I’ve read and enjoyed many Anne Tyler books. Dinner at the Homesick Restaurant has always been my favorite. I just finished Ladder of Years and it almost manages to, but does not quite, surpass Homesick Restaurant as my top Tyler pick.

In this book, Tyler indulges the reader with a “starting over” fantasy. Her protagonist, Baltimore housewife Delia Grinstead simply walks away from her family while they’re vacationing at the Delaware shore and on impulse catches a ride inland to Bay Borough, a small Eastern Shore town chosen at random, where she proceeds (almost on autopilot, it seems) to find a room, a job and a new life.

There’s so much about Ladder of Years that’s quintessentially Anne Tyler: the crazy extended family, who are either still living in or can’t quite separate themselves emotionally from the house in Baltimore where they grew up; the rich complexity of each new character Delia encounters as she sets about beginning her life over “from scratch” in the guise of her new alter-ego, “Miss Grinstead”; the priceless descriptions of people and those odd, funny or uncomfortable moments that occur between them.

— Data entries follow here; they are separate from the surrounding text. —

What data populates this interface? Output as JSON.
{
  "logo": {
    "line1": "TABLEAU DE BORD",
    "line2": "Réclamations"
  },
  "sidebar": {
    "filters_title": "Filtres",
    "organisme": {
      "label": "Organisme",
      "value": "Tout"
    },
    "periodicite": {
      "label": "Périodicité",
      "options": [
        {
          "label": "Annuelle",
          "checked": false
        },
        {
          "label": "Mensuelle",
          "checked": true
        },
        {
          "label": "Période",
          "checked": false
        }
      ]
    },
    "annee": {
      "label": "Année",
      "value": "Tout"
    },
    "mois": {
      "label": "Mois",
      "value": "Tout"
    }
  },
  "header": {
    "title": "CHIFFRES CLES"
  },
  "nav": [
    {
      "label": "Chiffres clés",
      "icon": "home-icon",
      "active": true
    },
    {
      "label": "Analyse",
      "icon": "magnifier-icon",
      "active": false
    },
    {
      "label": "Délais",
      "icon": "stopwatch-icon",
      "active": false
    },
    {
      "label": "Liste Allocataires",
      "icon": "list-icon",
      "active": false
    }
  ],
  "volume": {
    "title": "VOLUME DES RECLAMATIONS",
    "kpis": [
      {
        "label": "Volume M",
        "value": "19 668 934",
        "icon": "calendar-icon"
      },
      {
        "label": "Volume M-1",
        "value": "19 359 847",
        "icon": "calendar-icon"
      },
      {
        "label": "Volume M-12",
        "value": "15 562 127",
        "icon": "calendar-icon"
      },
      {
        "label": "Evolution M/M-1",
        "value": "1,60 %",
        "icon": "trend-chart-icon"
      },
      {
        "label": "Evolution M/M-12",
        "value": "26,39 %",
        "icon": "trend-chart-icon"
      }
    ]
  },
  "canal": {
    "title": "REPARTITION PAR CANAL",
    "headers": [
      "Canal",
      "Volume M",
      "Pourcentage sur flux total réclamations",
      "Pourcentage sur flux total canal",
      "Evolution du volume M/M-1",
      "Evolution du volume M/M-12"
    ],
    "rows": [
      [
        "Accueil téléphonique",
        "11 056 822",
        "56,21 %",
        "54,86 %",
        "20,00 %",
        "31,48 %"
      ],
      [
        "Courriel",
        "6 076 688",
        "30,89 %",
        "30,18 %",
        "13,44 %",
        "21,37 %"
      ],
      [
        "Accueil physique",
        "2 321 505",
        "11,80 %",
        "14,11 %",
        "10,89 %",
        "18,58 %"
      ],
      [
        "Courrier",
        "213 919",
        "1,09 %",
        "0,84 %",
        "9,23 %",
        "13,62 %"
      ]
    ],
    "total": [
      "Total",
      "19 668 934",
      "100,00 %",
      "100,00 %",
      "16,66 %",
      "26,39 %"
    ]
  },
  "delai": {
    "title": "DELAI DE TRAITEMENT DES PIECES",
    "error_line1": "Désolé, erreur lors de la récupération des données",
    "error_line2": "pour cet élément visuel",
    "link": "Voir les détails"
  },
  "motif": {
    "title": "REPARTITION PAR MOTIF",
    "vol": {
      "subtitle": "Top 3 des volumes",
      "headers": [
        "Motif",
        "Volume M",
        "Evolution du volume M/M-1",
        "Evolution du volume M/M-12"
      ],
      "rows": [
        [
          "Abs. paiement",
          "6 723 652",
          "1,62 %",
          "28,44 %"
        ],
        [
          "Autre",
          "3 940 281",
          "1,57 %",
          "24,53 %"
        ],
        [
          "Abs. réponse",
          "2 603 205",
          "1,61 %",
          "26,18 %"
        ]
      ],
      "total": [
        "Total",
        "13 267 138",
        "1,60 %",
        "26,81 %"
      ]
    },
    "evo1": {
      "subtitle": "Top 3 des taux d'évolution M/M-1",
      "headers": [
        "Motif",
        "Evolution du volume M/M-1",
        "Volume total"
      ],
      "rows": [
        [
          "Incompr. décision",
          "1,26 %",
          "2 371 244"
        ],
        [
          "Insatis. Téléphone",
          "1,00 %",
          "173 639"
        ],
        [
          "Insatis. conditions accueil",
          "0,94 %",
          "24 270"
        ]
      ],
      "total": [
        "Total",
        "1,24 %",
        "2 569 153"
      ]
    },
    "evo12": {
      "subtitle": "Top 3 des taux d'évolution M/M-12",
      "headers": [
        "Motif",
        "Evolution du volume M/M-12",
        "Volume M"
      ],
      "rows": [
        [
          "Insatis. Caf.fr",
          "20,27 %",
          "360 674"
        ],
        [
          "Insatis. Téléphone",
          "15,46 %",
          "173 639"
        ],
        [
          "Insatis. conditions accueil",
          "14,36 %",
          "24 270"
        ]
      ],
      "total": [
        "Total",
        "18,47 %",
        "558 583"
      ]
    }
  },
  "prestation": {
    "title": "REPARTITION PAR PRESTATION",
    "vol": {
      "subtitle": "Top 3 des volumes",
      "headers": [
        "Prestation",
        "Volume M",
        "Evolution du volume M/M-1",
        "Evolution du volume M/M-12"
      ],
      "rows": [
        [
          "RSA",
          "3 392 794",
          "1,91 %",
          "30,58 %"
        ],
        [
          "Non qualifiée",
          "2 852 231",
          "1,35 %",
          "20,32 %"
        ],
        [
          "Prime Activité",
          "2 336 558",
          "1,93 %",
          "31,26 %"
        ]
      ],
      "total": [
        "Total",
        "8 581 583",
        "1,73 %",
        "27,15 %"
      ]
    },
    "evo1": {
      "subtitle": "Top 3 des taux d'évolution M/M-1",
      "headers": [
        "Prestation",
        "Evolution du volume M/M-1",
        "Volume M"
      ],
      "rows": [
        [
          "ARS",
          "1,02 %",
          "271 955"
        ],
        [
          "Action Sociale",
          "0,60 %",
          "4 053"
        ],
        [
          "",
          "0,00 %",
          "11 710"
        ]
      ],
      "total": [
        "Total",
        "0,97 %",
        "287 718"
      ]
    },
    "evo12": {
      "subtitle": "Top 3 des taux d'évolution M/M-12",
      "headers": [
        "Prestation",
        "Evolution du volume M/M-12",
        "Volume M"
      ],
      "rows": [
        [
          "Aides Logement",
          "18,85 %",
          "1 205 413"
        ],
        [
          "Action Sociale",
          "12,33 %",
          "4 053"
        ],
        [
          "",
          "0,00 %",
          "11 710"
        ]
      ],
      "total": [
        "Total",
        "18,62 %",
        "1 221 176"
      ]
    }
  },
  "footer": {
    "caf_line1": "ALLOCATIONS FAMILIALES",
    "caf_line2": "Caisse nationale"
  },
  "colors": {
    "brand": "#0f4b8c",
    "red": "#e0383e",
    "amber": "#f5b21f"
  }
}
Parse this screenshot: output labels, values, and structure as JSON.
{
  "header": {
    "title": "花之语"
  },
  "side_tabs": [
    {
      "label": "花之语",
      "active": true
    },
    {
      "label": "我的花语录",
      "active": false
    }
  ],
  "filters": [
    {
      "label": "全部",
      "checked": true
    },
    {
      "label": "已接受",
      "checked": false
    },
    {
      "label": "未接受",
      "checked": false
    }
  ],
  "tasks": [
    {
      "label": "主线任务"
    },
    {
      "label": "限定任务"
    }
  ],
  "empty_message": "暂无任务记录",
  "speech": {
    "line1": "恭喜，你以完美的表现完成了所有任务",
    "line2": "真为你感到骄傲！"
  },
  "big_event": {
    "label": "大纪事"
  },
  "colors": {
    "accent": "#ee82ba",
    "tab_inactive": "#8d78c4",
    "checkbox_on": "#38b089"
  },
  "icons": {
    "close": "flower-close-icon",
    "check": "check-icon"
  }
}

Delia’s adventures make an engrossing journey of self-discovery, but Ladder of Years is about choices, and Delia eventually must choose between her old life in Baltimore and her new one in Bay Borough. Unfortunately, the ending comes off a bit too pat and leaves so much unresolved, it took some of the high gloss off this story for me. But it’s still a great read that came so close to being my new favorite Anne Tyler book that I’d give it four stars out of five.